Is there a way to get an indication from DB2 that
I am reading an uncomitted row. If I can get that,
then I can store it for the time being and then
revisit later to double check.
I think you can use
SET CURRENT LOCK TIMEOUT 0
to immediately get -911 back if the row is locked, but to actually see the
data, you will need to issue another SELECT and use WITH UR.
Jan 19 '07 #4
Mark A wrote:
I think you can use
SET CURRENT LOCK TIMEOUT 0
to immediately get -911 back if the row is locked, but to actually see the
data, you will need to issue another SELECT and use WITH UR.
after -911 error fetchrow_arrayref stops further processing.

Jan 19 '07 #5
dc********@aim.com wrote:
I have a condition in which I have to ignore an error while SELECTING.
The error is lock timeout (Db2 error code -911).
Could you provide the complete error message?
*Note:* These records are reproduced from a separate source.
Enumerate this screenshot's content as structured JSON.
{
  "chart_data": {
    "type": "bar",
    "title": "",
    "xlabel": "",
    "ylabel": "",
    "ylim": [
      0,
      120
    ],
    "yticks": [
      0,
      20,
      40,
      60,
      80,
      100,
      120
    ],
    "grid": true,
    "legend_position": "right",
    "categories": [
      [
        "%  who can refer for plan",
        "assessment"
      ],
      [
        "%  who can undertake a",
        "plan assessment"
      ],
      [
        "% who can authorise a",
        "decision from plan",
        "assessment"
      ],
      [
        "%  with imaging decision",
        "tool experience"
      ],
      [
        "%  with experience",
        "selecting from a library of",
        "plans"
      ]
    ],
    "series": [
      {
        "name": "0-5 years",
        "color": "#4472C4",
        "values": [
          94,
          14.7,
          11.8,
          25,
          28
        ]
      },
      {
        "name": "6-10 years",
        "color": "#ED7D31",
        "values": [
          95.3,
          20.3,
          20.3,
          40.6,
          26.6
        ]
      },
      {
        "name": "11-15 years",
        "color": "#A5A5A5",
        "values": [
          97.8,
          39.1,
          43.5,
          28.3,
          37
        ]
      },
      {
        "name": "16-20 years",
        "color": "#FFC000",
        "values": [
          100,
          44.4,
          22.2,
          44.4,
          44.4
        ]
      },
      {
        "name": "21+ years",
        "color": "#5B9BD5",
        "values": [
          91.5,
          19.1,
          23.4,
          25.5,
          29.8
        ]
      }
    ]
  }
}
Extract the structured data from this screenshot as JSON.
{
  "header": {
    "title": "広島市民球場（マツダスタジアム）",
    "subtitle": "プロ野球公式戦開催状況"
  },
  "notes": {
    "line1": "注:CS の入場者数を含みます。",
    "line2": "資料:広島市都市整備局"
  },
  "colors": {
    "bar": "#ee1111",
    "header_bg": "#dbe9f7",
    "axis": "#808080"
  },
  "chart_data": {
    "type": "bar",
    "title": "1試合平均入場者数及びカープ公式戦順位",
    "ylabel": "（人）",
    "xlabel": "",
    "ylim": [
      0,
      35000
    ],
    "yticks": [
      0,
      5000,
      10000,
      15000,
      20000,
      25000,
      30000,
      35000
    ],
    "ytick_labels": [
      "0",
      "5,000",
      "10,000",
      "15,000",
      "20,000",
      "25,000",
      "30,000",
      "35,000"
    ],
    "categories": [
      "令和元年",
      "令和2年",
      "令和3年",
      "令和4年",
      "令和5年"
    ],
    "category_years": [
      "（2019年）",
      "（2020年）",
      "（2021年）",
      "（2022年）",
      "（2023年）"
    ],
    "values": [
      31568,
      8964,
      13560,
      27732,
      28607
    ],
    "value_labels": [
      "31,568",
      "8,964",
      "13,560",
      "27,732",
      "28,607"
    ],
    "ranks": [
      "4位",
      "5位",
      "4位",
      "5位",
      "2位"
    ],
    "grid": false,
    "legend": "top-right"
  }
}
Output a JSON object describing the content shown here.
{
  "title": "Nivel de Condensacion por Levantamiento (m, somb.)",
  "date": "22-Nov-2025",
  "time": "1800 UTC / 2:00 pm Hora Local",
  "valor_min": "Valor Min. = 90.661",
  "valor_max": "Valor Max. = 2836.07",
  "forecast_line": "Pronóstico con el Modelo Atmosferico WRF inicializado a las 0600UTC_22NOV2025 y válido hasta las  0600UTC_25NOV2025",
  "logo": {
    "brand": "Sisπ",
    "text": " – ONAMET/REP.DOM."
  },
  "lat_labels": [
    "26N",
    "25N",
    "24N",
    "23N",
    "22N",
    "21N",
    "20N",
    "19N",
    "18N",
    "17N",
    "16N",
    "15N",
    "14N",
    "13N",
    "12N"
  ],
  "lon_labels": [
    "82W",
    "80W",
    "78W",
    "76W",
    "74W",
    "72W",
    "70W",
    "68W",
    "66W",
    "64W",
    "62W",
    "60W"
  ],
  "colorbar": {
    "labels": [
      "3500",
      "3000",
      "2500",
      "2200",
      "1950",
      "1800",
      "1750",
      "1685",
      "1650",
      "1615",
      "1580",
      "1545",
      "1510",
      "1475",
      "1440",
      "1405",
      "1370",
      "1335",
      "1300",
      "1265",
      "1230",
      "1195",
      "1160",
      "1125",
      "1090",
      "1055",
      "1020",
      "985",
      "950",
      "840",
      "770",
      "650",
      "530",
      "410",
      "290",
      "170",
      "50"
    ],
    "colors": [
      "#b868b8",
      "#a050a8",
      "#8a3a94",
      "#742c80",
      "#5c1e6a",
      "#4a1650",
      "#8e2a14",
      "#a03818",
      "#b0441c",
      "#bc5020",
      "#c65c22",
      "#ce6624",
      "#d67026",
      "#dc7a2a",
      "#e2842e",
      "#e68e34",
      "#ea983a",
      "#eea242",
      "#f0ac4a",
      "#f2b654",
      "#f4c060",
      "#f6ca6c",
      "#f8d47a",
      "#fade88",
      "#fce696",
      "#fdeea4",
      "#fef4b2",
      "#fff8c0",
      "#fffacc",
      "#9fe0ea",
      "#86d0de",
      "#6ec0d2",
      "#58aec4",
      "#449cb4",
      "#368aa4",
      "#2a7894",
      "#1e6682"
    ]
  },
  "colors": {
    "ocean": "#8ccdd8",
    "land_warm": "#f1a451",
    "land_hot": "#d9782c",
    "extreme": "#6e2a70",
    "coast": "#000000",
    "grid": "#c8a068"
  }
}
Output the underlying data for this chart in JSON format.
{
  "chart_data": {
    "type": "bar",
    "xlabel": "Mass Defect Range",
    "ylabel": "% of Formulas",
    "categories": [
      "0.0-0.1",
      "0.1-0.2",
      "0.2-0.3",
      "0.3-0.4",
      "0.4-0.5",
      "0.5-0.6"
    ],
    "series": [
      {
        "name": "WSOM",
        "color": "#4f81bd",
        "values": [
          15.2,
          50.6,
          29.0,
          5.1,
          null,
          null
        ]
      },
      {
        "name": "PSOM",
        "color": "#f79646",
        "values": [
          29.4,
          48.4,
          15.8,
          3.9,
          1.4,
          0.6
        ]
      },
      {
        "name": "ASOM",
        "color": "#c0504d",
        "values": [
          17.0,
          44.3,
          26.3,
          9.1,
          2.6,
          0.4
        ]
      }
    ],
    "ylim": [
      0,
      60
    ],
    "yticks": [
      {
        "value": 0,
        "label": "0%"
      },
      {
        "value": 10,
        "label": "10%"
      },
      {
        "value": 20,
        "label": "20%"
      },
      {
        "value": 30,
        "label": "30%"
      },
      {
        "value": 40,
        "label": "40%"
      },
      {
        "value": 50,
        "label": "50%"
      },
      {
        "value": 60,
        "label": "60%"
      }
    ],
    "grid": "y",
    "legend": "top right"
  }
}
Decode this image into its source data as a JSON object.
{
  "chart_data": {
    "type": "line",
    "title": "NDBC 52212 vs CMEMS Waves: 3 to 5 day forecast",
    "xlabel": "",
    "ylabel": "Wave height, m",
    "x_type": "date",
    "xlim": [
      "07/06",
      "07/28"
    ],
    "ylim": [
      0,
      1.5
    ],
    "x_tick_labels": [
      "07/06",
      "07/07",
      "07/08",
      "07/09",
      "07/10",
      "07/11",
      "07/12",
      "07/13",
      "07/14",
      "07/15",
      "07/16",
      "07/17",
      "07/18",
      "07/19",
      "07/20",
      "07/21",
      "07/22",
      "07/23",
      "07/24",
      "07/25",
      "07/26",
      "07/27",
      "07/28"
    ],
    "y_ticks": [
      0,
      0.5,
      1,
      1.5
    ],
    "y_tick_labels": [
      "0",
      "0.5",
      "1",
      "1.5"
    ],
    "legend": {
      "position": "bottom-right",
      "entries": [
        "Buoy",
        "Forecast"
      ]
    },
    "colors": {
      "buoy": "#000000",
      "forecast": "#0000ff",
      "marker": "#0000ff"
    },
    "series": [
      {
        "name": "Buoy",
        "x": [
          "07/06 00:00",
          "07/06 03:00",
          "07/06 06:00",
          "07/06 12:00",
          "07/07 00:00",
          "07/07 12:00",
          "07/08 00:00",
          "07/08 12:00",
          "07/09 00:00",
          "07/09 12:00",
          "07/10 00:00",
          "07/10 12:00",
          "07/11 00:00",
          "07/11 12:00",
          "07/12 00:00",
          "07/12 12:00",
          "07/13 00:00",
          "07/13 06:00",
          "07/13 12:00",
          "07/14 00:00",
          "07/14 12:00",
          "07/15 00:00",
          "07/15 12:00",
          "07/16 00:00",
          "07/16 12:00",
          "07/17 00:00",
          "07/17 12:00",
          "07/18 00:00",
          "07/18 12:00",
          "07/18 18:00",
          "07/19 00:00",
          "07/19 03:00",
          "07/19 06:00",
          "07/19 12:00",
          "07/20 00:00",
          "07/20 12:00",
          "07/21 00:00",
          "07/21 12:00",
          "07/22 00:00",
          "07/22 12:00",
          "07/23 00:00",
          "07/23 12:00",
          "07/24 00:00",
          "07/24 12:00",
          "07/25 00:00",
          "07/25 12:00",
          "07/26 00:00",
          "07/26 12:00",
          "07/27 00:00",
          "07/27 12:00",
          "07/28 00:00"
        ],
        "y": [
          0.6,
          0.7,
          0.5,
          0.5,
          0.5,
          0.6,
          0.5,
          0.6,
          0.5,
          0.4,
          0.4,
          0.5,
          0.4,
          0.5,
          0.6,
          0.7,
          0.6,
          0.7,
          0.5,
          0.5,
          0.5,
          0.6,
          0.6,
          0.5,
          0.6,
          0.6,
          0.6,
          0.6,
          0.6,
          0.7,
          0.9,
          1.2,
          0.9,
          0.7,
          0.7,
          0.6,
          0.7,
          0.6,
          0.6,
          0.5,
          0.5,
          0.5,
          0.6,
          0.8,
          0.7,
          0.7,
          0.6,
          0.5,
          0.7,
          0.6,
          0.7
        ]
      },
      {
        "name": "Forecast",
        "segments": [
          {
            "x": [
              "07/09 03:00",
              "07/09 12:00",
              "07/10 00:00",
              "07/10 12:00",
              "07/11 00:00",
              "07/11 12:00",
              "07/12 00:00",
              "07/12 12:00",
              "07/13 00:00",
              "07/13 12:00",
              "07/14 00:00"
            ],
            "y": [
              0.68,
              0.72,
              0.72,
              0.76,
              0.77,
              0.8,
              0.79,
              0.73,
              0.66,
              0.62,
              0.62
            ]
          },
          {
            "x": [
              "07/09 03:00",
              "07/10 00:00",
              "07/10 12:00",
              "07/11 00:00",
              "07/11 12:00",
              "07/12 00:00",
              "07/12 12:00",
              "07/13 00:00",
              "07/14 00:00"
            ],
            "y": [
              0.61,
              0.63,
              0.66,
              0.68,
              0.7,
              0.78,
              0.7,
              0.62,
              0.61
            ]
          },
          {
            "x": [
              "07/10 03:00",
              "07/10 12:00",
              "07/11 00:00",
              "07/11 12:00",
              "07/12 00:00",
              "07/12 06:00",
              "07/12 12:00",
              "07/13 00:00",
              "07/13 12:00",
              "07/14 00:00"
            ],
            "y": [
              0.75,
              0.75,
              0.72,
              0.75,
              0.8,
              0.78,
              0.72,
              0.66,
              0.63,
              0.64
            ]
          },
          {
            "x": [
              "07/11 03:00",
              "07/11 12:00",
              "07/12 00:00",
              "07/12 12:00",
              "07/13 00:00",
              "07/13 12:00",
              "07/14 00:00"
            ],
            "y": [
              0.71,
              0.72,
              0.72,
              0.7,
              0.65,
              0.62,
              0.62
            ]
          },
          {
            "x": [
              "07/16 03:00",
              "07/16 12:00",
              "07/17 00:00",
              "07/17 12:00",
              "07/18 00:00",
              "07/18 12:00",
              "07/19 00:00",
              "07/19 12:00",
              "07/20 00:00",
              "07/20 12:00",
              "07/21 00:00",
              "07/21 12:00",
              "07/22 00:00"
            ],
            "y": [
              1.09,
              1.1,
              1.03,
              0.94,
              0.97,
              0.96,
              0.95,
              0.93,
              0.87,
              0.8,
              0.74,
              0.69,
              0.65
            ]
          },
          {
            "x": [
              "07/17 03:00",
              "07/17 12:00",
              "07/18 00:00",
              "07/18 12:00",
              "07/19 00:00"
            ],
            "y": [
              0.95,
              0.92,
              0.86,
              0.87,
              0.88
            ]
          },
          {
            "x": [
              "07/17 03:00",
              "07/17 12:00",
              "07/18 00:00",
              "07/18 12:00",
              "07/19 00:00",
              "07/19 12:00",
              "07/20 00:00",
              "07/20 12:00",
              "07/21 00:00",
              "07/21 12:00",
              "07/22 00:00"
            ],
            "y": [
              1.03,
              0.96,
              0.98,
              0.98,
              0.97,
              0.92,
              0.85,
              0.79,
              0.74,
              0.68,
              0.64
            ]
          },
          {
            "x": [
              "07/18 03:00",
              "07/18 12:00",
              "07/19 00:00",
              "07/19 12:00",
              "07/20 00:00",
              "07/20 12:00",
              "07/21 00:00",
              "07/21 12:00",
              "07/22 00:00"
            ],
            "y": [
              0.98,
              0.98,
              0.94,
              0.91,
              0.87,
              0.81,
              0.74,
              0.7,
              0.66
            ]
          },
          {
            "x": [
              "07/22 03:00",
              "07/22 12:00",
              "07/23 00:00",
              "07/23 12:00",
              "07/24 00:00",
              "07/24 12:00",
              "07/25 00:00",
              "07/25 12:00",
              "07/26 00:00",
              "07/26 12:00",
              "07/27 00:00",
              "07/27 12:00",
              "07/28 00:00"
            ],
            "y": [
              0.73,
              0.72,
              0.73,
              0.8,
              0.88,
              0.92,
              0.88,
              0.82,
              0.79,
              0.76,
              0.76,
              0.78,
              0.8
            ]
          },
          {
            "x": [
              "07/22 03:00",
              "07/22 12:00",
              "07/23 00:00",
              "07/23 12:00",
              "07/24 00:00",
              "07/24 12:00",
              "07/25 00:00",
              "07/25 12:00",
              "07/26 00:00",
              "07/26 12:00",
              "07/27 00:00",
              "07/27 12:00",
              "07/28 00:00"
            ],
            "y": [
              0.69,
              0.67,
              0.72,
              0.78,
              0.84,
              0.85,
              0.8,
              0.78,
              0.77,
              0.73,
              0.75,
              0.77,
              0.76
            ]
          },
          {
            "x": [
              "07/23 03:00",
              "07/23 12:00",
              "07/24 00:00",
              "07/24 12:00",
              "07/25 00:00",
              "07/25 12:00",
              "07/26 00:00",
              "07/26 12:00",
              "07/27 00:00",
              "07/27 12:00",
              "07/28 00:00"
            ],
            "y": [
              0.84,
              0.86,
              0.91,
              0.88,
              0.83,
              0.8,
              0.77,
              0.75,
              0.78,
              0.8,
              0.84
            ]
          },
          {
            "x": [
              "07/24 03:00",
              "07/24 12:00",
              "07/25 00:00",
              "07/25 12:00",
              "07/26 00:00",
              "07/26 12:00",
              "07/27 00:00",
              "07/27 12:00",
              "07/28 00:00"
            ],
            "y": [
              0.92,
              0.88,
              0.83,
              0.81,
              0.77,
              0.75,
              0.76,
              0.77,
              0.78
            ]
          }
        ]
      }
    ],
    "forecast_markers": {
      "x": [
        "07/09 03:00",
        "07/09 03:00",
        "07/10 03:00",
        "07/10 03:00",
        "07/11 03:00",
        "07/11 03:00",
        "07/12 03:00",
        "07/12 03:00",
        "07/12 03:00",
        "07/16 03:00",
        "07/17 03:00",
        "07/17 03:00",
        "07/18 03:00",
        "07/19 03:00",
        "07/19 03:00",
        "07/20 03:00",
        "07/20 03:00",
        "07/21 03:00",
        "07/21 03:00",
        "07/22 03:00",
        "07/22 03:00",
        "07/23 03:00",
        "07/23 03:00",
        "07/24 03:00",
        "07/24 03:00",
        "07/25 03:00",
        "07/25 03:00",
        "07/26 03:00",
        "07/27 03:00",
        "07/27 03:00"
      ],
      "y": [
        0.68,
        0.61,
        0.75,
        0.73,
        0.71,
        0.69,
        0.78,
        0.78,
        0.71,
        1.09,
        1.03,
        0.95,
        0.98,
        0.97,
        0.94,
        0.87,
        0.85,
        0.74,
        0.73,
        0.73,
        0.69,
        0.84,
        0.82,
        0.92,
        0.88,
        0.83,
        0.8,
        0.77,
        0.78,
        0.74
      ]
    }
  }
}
SQL0911 is for lock timeouts
and deadlocks. The reason code would tell us which of the two cases
occurs, and the counter-measures will heavily depend on that.
When fetchrow_arrayref
fetches the locked row, I do get -911 which I trap in my code. When I
move on to the next row doing another fetchrow_arrayref, I get error -3
(no statement executing). Does that mean that fetchrow_arrayref
will stop processing at the first error and there is no way to continue
to the next stop, ignoring it.
Given that you are also posting to a Perl NG, I assume your application is
written in Perl?

Note that PHP has the rather stupid default behavior to query DB2 using FOR
UPDATE. Specifying FOR READ ONLY explicitly often helps a lot with locking
issues. Maybe something similar applies to Perl as well?
DB2 gurus: Is there a way to tell DB2 while SELECTING to ignore rows
which are locked by another session.
There are settings like DB2_SKIPDELETED, DB2_SKIPINSERTED, and
DB2_EVALUNCOMMITTED. Maybe changing those (read in the manual for their
exact implications) could help as well?

--
Knut Stolze
DB2 z/OS Utilities Development
IBM Germany
Jan 21 '07 #6
Knut Stolze wrote:
>DB2 gurus: Is there a way to tell DB2 while SELECTING to ignore rows
which are locked by another session.

There are settings like DB2_SKIPDELETED, DB2_SKIPINSERTED, and
DB2_EVALUNCOMMITTED. Maybe changing those (read in the manual for their
exact implications) could help as well?
I can't check the FM at the moment, but last I looked the DBD::DB2
driver supported a limited subset of connection and statement
attributes. For example, a few years ago I had to hack in code to
handle settings for distributed transactions (not sure if this ever made
it into the code base, although I submitted it to the maintainer).

Steve
Feb 24 '07 #7
Ian
Steven N. Hirsch wrote:
Knut Stolze wrote:
>>DB2 gurus: Is there a way to tell DB2 while SELECTING to ignore rows
which are locked by another session.

There are settings like DB2_SKIPDELETED, DB2_SKIPINSERTED, and
DB2_EVALUNCOMMITTED. Maybe changing those (read in the manual for their
exact implications) could help as well?

I can't check the FM at the moment, but last I looked the DBD::DB2
driver supported a limited subset of connection and statement
attributes. For example, a few years ago I had to hack in code to
handle settings for distributed transactions (not sure if this ever made
it into the code base, although I submitted it to the maintainer).
Those settings are instance-level configuration parameters, so you don't
have to worry about setting them at the application level.